I also think in the second half of the year, we're gonna see some tailwinds from increasing productivity at existing accounts. As I mentioned earlier, we did rightsize the business in the fourth quarter, and we reallocated a lot of our marketing dollars away from low ROI channels to much higher ROI channels. We're seeing some tailwinds from those moves as well that may actually drive higher than expected productivity in existing accounts. We've also made a concerted effort now that our device has a lot more credibility, especially in Europe, after having commercialized there for six years, we're making more concerted effort in new account openings and expanding a little bit more aggressively in what we call the non-core segment.
These are non-bariatric accounts that are fantastic at marketing, have long waiting lists for patients who wanna lose weight, and don't have a product to push through that channel yet.

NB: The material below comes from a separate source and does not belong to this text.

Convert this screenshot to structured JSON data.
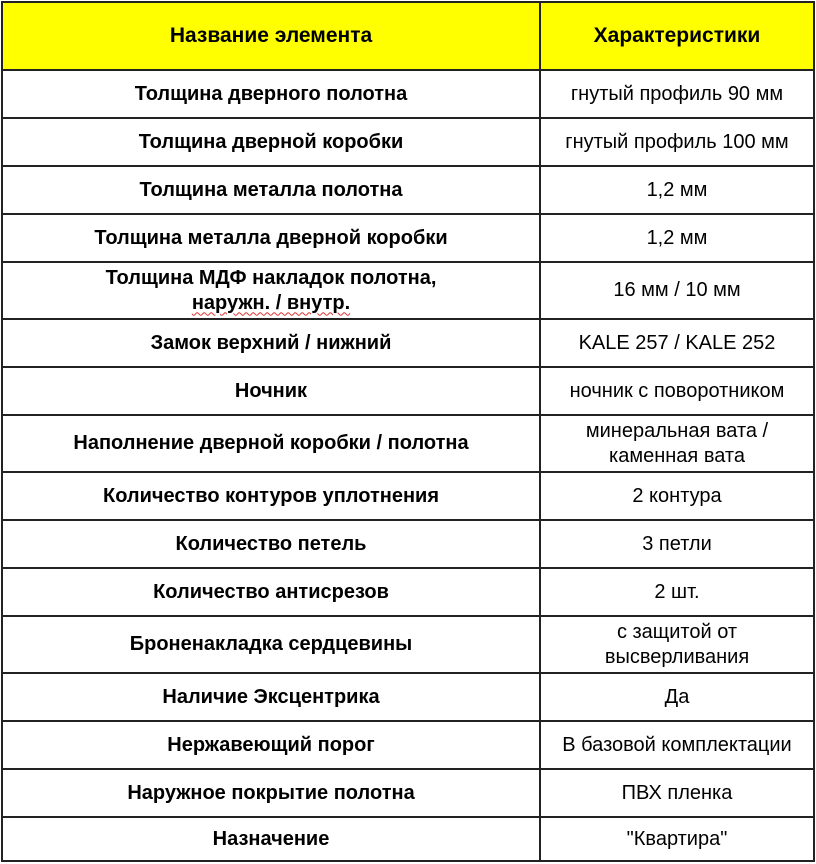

I guess as you've become more focused on managing the cash burn, maybe talk about ways that you've been able to reduce cost and do that without spoiling the momentum of the business.
Yeah, you know, looking at cash burn last year, $64 million, going down to $30 million this year, we had to make some significant changes at Allurion, but I've been very pleased with how we have rightsized the business. We were very strategic in the areas where we did decrease investment, and we were able to reallocate a lot of that investment to parts of the business that have a higher ROI and more and more increased efficiencies, specifically on the marketing side. And we were able to do all of this while sparing the digital part of our business because I really do believe that in the future, that could be a major catalyst for Allurion, especially as we expand the digital platform in the U.S.
And so far, we're bearing the fruits of that. In the first quarter, our cash burn reduced by over 60% compared to Q4. OpEx dropped by over 40% compared to Q4, yet we saw a 22% sequential increase in procedural volume. So by recalibrating the business and reallocating some of that expense and investment, I think we're unlocking a lot of efficiencies at the business now.